Лето повернулся к сыну.
— Харконнены надеются обмануть меня, посеяв недоверие к твоей матери. Они не знают, что я скорее готов перестать доверять самому себе.
— Я не понимаю, мой господин.
Герцог снова отвернулся к окнам. Белое солнце уже успело пройти основательную часть своего утреннего пути. Молочные лучи высвечивали облака пыли, застрявшие в глухих расщелинах Большого Щита.
Стараясь говорить тихо и медленно, чтобы сдержать гнев, герцог рассказал Полю о таинственной записке.
— Вы можете не доверять и мне, — произнес Поль.
— Они должны считать, что я им поверил. Пусть думают, что я так глуп, как им кажется. Все должно выглядеть правдоподобно. Даже твоя мать не должна догадываться, что я притворяюсь.
— Но, милорд! Почему?
— Тогда ее реакция не будет естественной.
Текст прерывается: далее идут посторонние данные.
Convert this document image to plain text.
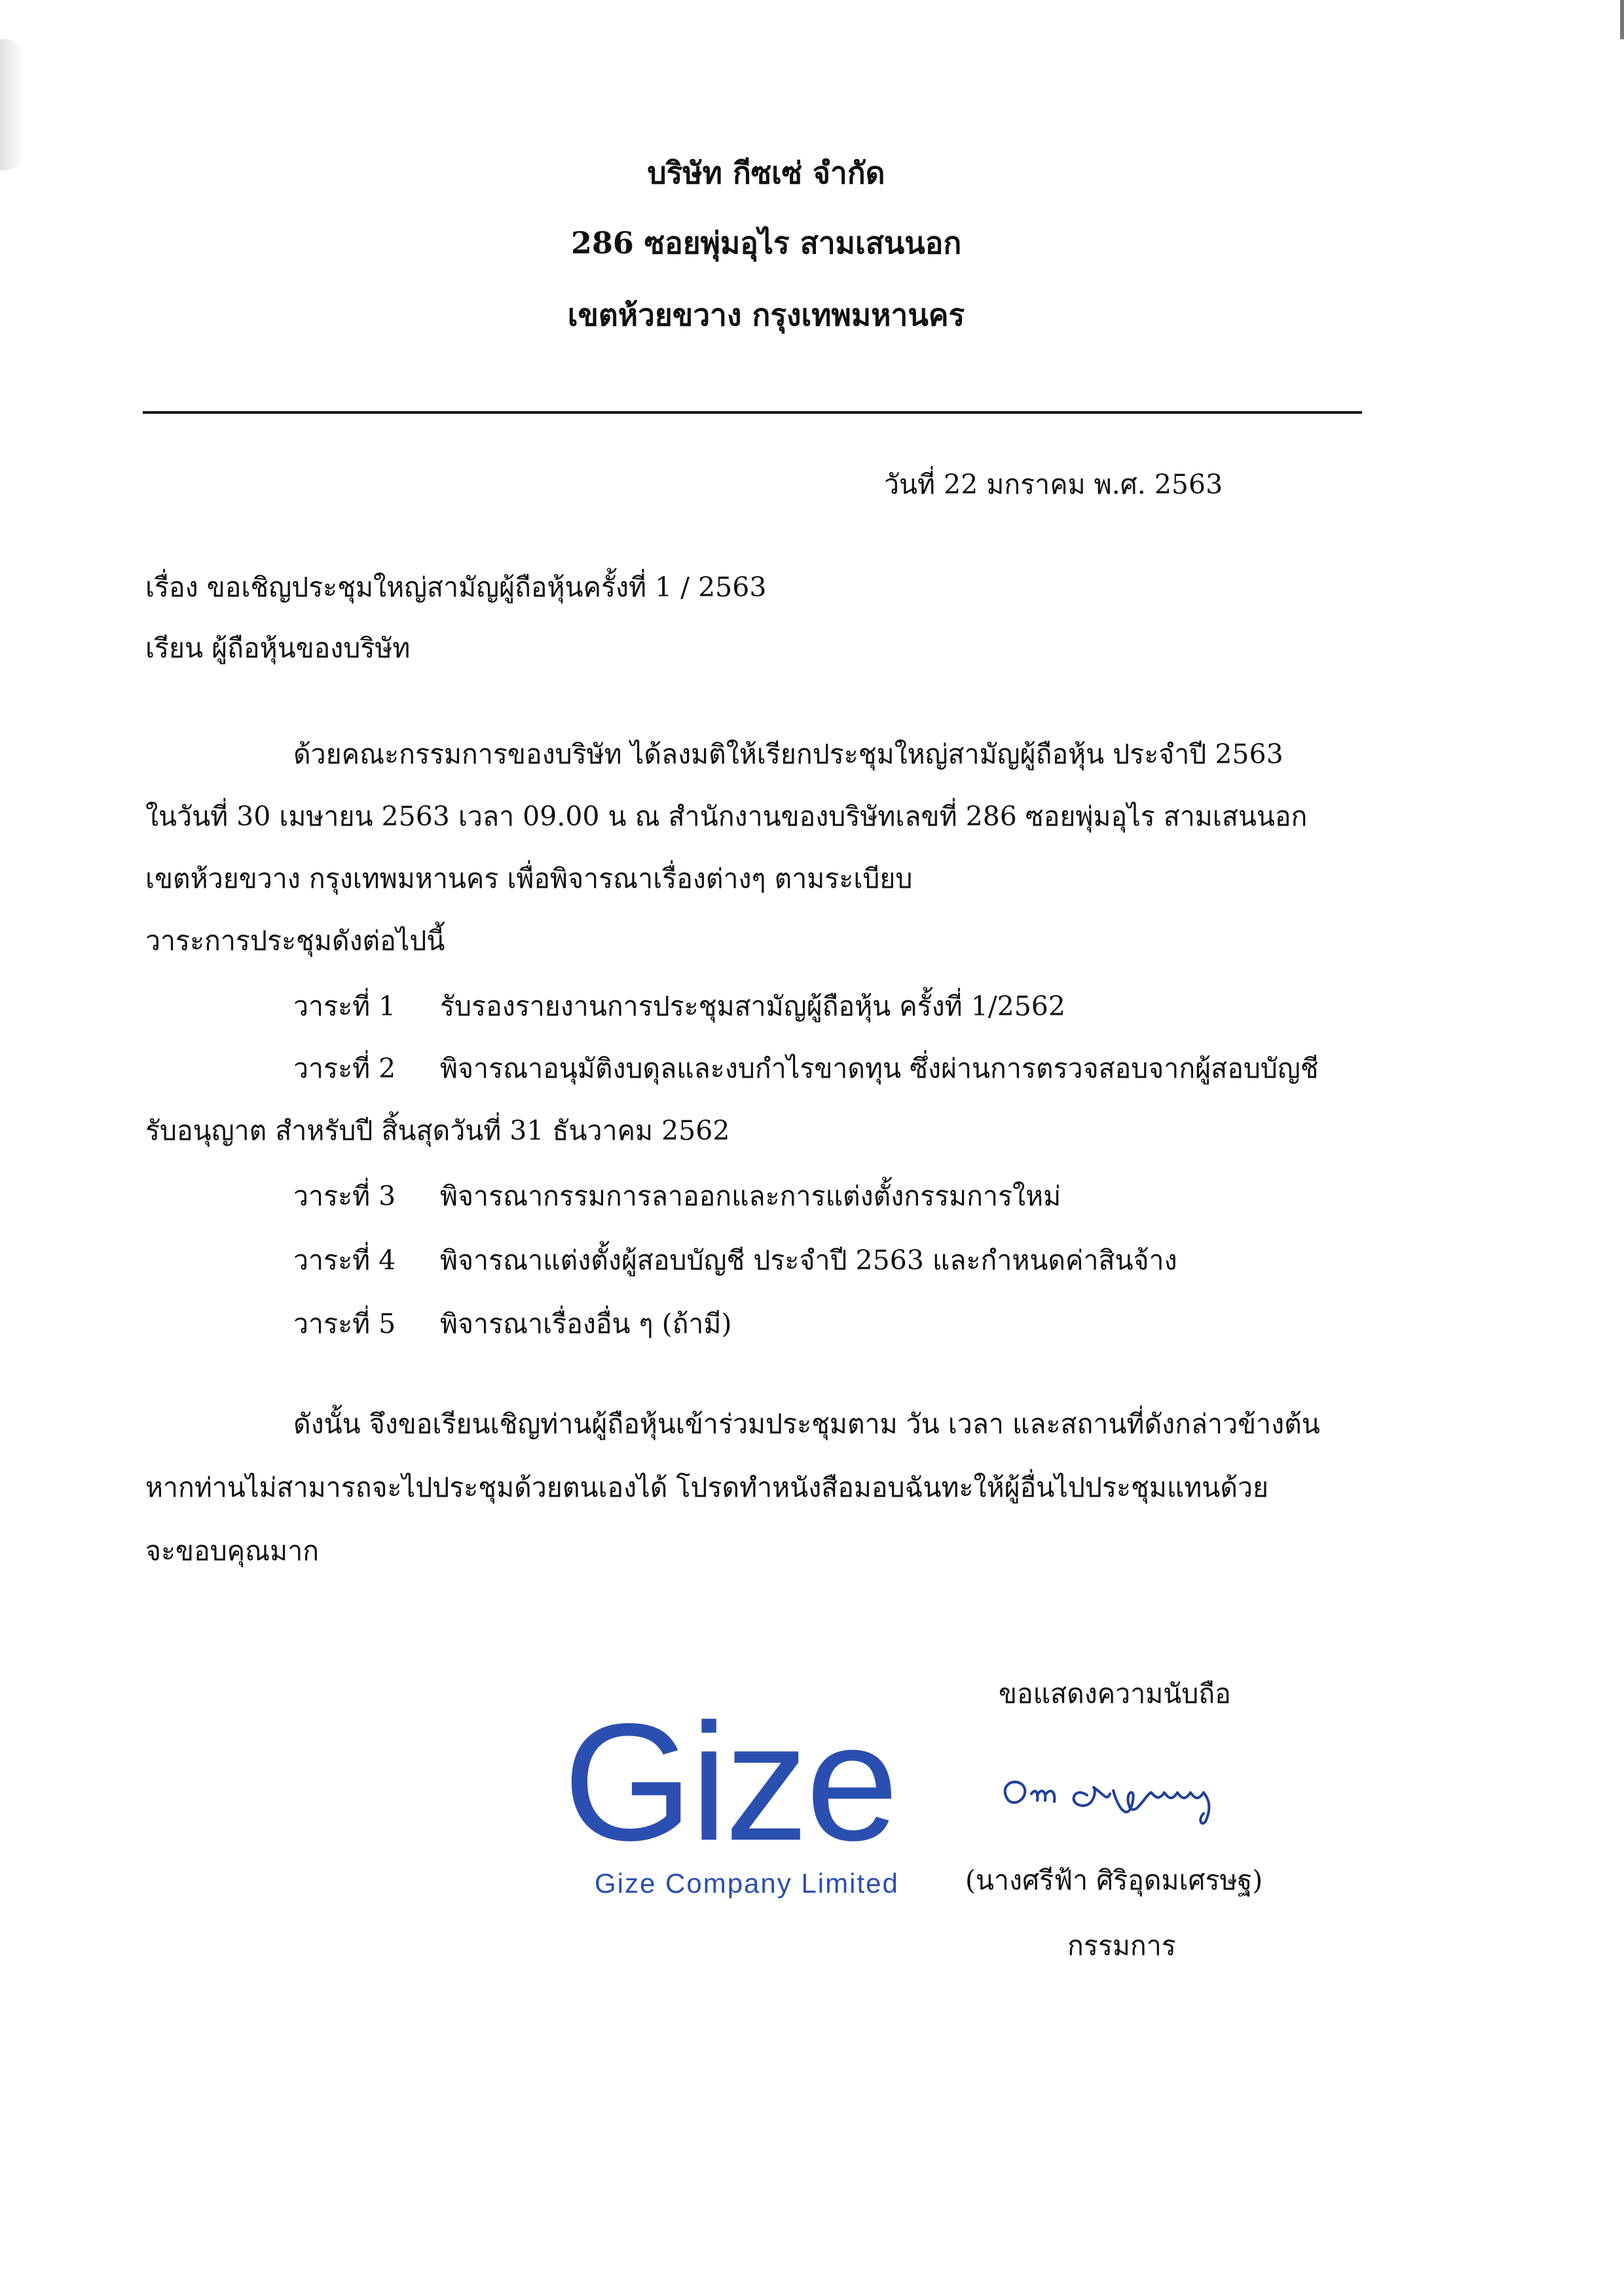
บริษัท กีซเซ่ จำกัด
286 ซอยพุ่มอุไร สามเสนนอก
เขตห้วยขวาง กรุงเทพมหานคร
วันที่ 22 มกราคม พ.ศ. 2563
เรื่อง ขอเชิญประชุมใหญ่สามัญผู้ถือหุ้นครั้งที่ 1 / 2563
เรียน ผู้ถือหุ้นของบริษัท
ด้วยคณะกรรมการของบริษัท ได้ลงมติให้เรียกประชุมใหญ่สามัญผู้ถือหุ้น ประจำปี 2563
ในวันที่ 30 เมษายน 2563 เวลา 09.00 น ณ สำนักงานของบริษัทเลขที่ 286 ซอยพุ่มอุไร สามเสนนอก
เขตห้วยขวาง กรุงเทพมหานคร เพื่อพิจารณาเรื่องต่างๆ ตามระเบียบ
วาระการประชุมดังต่อไปนี้
วาระที่ 1 รับรองรายงานการประชุมสามัญผู้ถือหุ้น ครั้งที่ 1/2562
วาระที่ 2 พิจารณาอนุมัติงบดุลและงบกำไรขาดทุน ซึ่งผ่านการตรวจสอบจากผู้สอบบัญชี
รับอนุญาต สำหรับปี สิ้นสุดวันที่ 31 ธันวาคม 2562
วาระที่ 3 พิจารณากรรมการลาออกและการแต่งตั้งกรรมการใหม่
วาระที่ 4 พิจารณาแต่งตั้งผู้สอบบัญชี ประจำปี 2563 และกำหนดค่าสินจ้าง
วาระที่ 5 พิจารณาเรื่องอื่น ๆ (ถ้ามี)
ดังนั้น จึงขอเรียนเชิญท่านผู้ถือหุ้นเข้าร่วมประชุมตาม วัน เวลา และสถานที่ดังกล่าวข้างต้น
หากท่านไม่สามารถจะไปประชุมด้วยตนเองได้ โปรดทำหนังสือมอบฉันทะให้ผู้อื่นไปประชุมแทนด้วย
จะขอบคุณมาก
ขอแสดงความนับถือ
(นางศรีฟ้า ศิริอุดมเศรษฐ)
กรรมการ
Gize
Gize Company Limited
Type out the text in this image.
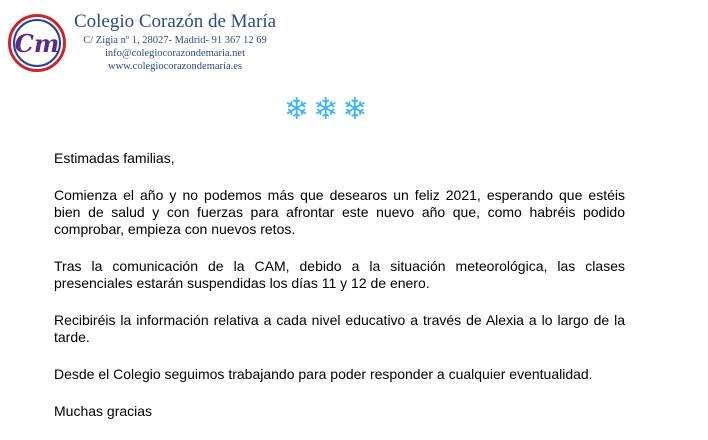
Cm
Colegio Corazón de María
C/ Zigia nº 1, 28027- Madrid- 91 367 12 69
info@colegiocorazondemaria.net
www.colegiocorazondemaria.es
❄ ❄ ❄

Estimadas familias,

Comienza el año y no podemos más que desearos un feliz 2021, esperando que estéis bien de salud y con fuerzas para afrontar este nuevo año que, como habréis podido comprobar, empieza con nuevos retos.

Tras la comunicación de la CAM, debido a la situación meteorológica, las clases presenciales estarán suspendidas los días 11 y 12 de enero.

Recibiréis la información relativa a cada nivel educativo a través de Alexia a lo largo de la tarde.

Desde el Colegio seguimos trabajando para poder responder a cualquier eventualidad.

Muchas gracias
Да, она прекрасная актриса, но… в этой игре слишком высокие ставки. Я рассчитываю выкурить-таки отсюда предателя. Все должно выглядеть так, будто я ни в чем больше не сомневаюсь. А она… ей суждено страдать так, как она не страдала бы ни от чего другого.
— Но тогда зачем вы мне говорите об этом? Я ведь тоже могу вести себя неестественно?
— В этом деле никто за тобой особенно не наблюдает. Ты сможешь сохранить эту тайну. Должен, — он подошел к окну и заговорил, не оборачиваясь. — И еще, если со мной что-нибудь случится, ты расскажешь ей обо всем — что я никогда не сомневался в ней, ни на секунду. Я хочу, чтобы она знала об этом.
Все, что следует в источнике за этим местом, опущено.